Her eyes stung suddenly, then blurred with the tears. She wanted to cry out aloud, but she wouldn’t. If she let go now, she did’t know what might happen. She had to hold on. She had to get out of there.

Then she saw Curt lying smashed and limp on the cockpit deck. His head was propped against the gunwale and lay at an odd angle to his shoulders. At first she thought he was dead, but when she drew closer, she could see a pulse beating weakly at the root of his throat. She eased him out flat on the deck and propped his head on a life preserver. The sky was lightening now to the east, and she was able to examine his wounds. The most obvious was a long, deep gash across the side of his head that was still seeping blood through its dark clots. His hair was stiff and sticky with blood, and she could see the gleam of white bone at the bottom of the gash. A shell splinter? Who could tell? Who cared? She tore off the sleeve of his shirt and bound it tight around the gash.
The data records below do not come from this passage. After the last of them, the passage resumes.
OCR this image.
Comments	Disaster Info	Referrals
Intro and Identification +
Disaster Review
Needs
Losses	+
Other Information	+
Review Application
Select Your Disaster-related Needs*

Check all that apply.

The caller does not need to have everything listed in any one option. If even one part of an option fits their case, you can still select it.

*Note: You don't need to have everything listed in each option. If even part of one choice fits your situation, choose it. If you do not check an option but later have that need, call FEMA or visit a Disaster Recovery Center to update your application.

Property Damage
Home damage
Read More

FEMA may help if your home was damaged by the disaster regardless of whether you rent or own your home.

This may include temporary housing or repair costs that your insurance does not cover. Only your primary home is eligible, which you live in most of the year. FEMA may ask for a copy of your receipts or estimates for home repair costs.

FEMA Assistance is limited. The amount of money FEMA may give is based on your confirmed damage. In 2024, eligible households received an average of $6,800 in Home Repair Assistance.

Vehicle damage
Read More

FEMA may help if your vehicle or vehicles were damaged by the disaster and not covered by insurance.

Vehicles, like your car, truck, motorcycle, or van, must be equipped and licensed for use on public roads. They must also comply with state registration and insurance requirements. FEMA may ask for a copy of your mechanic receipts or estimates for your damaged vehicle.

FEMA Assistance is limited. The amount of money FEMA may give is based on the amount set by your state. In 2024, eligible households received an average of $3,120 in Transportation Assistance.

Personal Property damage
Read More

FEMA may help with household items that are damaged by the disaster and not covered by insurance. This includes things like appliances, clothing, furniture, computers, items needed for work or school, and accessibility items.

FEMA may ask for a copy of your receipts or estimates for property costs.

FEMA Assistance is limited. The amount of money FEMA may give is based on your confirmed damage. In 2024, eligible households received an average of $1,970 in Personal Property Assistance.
Then she pulled off the rest of his shirt and cutoffs. He was studded with splinters all down his right side, and there were flash burns, puffed and watery, across his chest and stomach. Small dark-blue holes dotted his left thigh, but when she probed it, the bone didn’t feel broken. Shrapnel. She’d have to dig it out with the forceps in her medical kit. She ducked down the companionway and found the kit after a brief search. Topside again, she opened it. Good. He hadn’t marketed the morphine. There were half a dozen Syrettes nested in cotton wool. He’d need them once she turned to with the forceps. She found burn ointment and plastered his blisters with it, then squeezed some onto bandages and taped them down over the burns. With the forceps she began pulling splinters. She was careful, as gentle as she could be, but he began to moan, then twist away from her. His eyes popped open—wide, wild, out of focus. He tried to talk, but his mouth was like glue. He could only mutter a bit, still out of it. One particularly stubborn splinter brought a yelp from him, and he passed out again.